= George Edwards (writer) =

George Edwards (1752 – 17 February 1823) was a Scottish medical doctor and writer.

==Life==
Edwards took his degree at the University of Edinburgh in 1772, and appears to have practised as a physician in London, and latterly at Barnard Castle, Durham. He was an untiring propounder of political and social schemes between 1779 and 1819. It does not appear that Edwards attracted any attention, and he may not have been entirely sane. He died in London on 17 February 1823, aged 77.

==Works==
The British Museum contained 42 of his books; the following titles are representative: 'A certain Way to save our Country, and make us a more happy and flourishing people than at any former period of our history ' (1807); 'The Practical System of Human Economy, or the New Era at length fully ascertained, whereby we are able in one immediate, simple undertaking to remove the distress, burdens, and grievances of the times, and to bring all our interests, public, private, and commercial, to their intended perfection' (1816).
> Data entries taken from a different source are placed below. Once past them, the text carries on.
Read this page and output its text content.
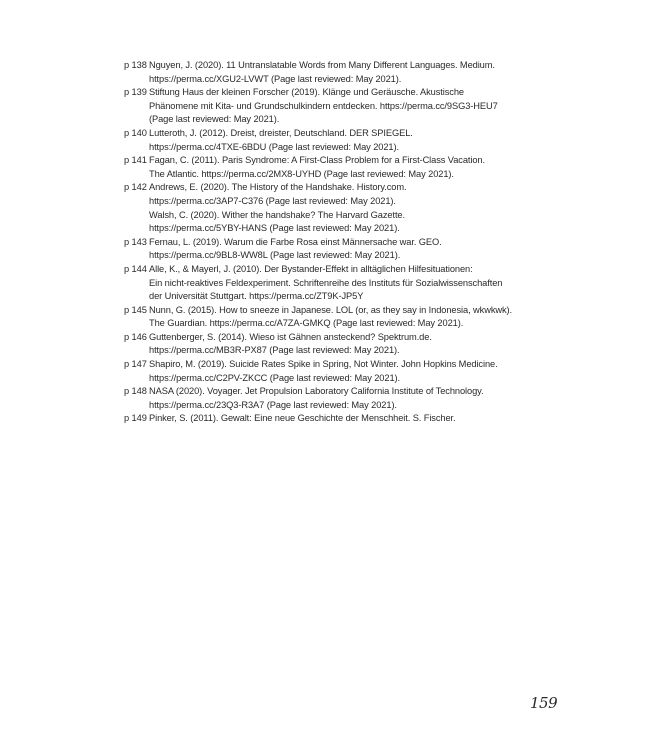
p 138 Nguyen, J. (2020). 11 Untranslatable Words from Many Different Languages. Medium.
https://perma.cc/XGU2-LVWT (Page last reviewed: May 2021).
p 139 Stiftung Haus der kleinen Forscher (2019). Klänge und Geräusche. Akustische
Phänomene mit Kita- und Grundschulkindern entdecken. https://perma.cc/9SG3-HEU7
(Page last reviewed: May 2021).
p 140 Lutteroth, J. (2012). Dreist, dreister, Deutschland. DER SPIEGEL.
https://perma.cc/4TXE-6BDU (Page last reviewed: May 2021).
p 141 Fagan, C. (2011). Paris Syndrome: A First-Class Problem for a First-Class Vacation.
The Atlantic. https://perma.cc/2MX8-UYHD (Page last reviewed: May 2021).
p 142 Andrews, E. (2020). The History of the Handshake. History.com.
https://perma.cc/3AP7-C376 (Page last reviewed: May 2021).
Walsh, C. (2020). Wither the handshake? The Harvard Gazette.
https://perma.cc/5YBY-HANS (Page last reviewed: May 2021).
p 143 Fernau, L. (2019). Warum die Farbe Rosa einst Männersache war. GEO.
https://perma.cc/9BL8-WW8L (Page last reviewed: May 2021).
p 144 Alle, K., & Mayerl, J. (2010). Der Bystander-Effekt in alltäglichen Hilfesituationen:
Ein nicht-reaktives Feldexperiment. Schriftenreihe des Instituts für Sozialwissenschaften
der Universität Stuttgart. https://perma.cc/ZT9K-JP5Y
p 145 Nunn, G. (2015). How to sneeze in Japanese. LOL (or, as they say in Indonesia, wkwkwk).
The Guardian. https://perma.cc/A7ZA-GMKQ (Page last reviewed: May 2021).
p 146 Guttenberger, S. (2014). Wieso ist Gähnen ansteckend? Spektrum.de.
https://perma.cc/MB3R-PX87 (Page last reviewed: May 2021).
p 147 Shapiro, M. (2019). Suicide Rates Spike in Spring, Not Winter. John Hopkins Medicine.
https://perma.cc/C2PV-ZKCC (Page last reviewed: May 2021).
p 148 NASA (2020). Voyager. Jet Propulsion Laboratory California Institute of Technology.
https://perma.cc/23Q3-R3A7 (Page last reviewed: May 2021).
p 149 Pinker, S. (2011). Gewalt: Eine neue Geschichte der Menschheit. S. Fischer.
159
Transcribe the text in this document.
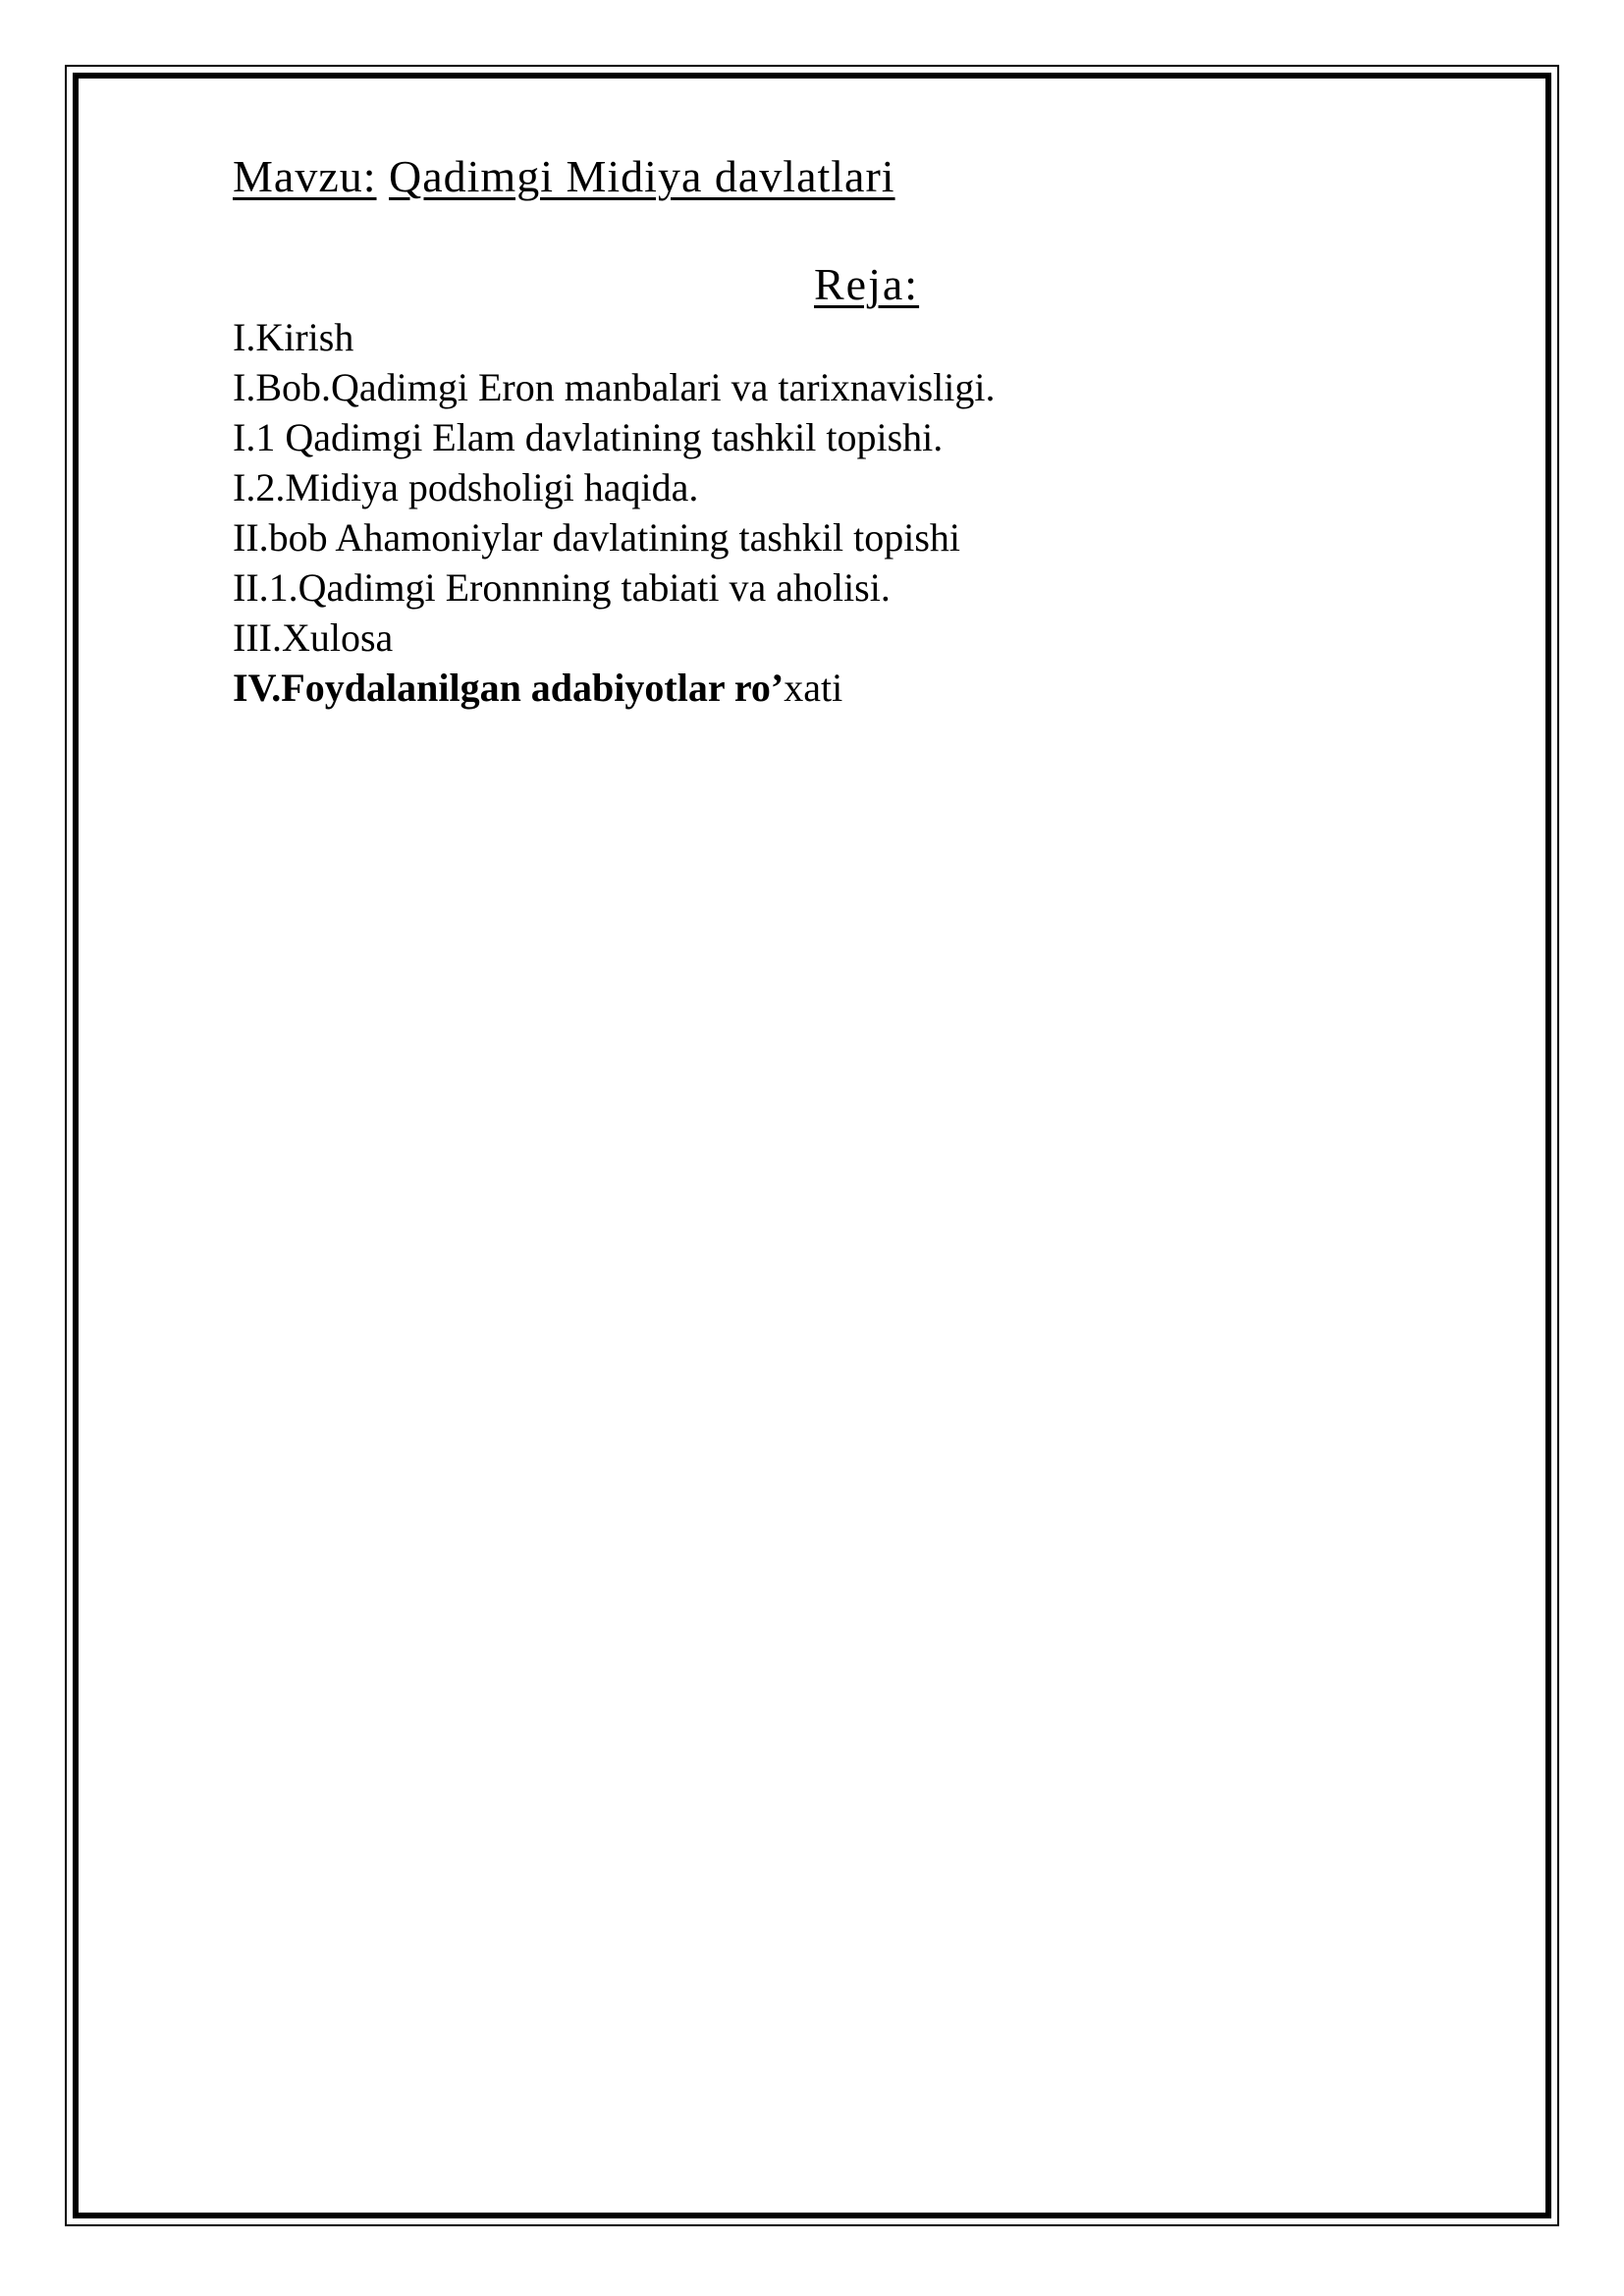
Mavzu: Qadimgi Midiya davlatlari
Reja:
I.Kirish
I.Bob.Qadimgi Eron manbalari va tarixnavisligi.
I.1 Qadimgi Elam davlatining tashkil topishi.
I.2.Midiya podsholigi haqida.
II.bob Ahamoniylar davlatining tashkil topishi
II.1.Qadimgi Eronnning tabiati va aholisi.
III.Xulosa
IV.Foydalanilgan adabiyotlar ro’xati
Edwards's writings abound in the unconscious humor of the egotist deeply persuaded of his mission. He gives notice that 'the Almighty has destined that I should discover his true system of human economy.' In a petition to the House of Commons (1816?), he prays that the house should carry out the schemes which were the fruits of 'almost half a century's attention.' Among his proposals were the removal of taxes hurtful to industry, economy, and reduction of public expenditure, the sale of certain national properties, particularly Gibraltar, the extension of the income tax to all orders, and forbearance for any requisite period to pay off the national debt as 'altogether superfluous with the accession of the new and happy era of mankind.' Government boards were to superintend all the interests of mankind, and everybody was to be actuated by truly Christian principles.

He published an address 'aux citoyens Français sur la Nouvelle Constitution,' and 'Idées pour former une Nouvelle Constitution, et pour assurer la prospérité et le bonheur de la France et d'autres nations' (Paris, 1793).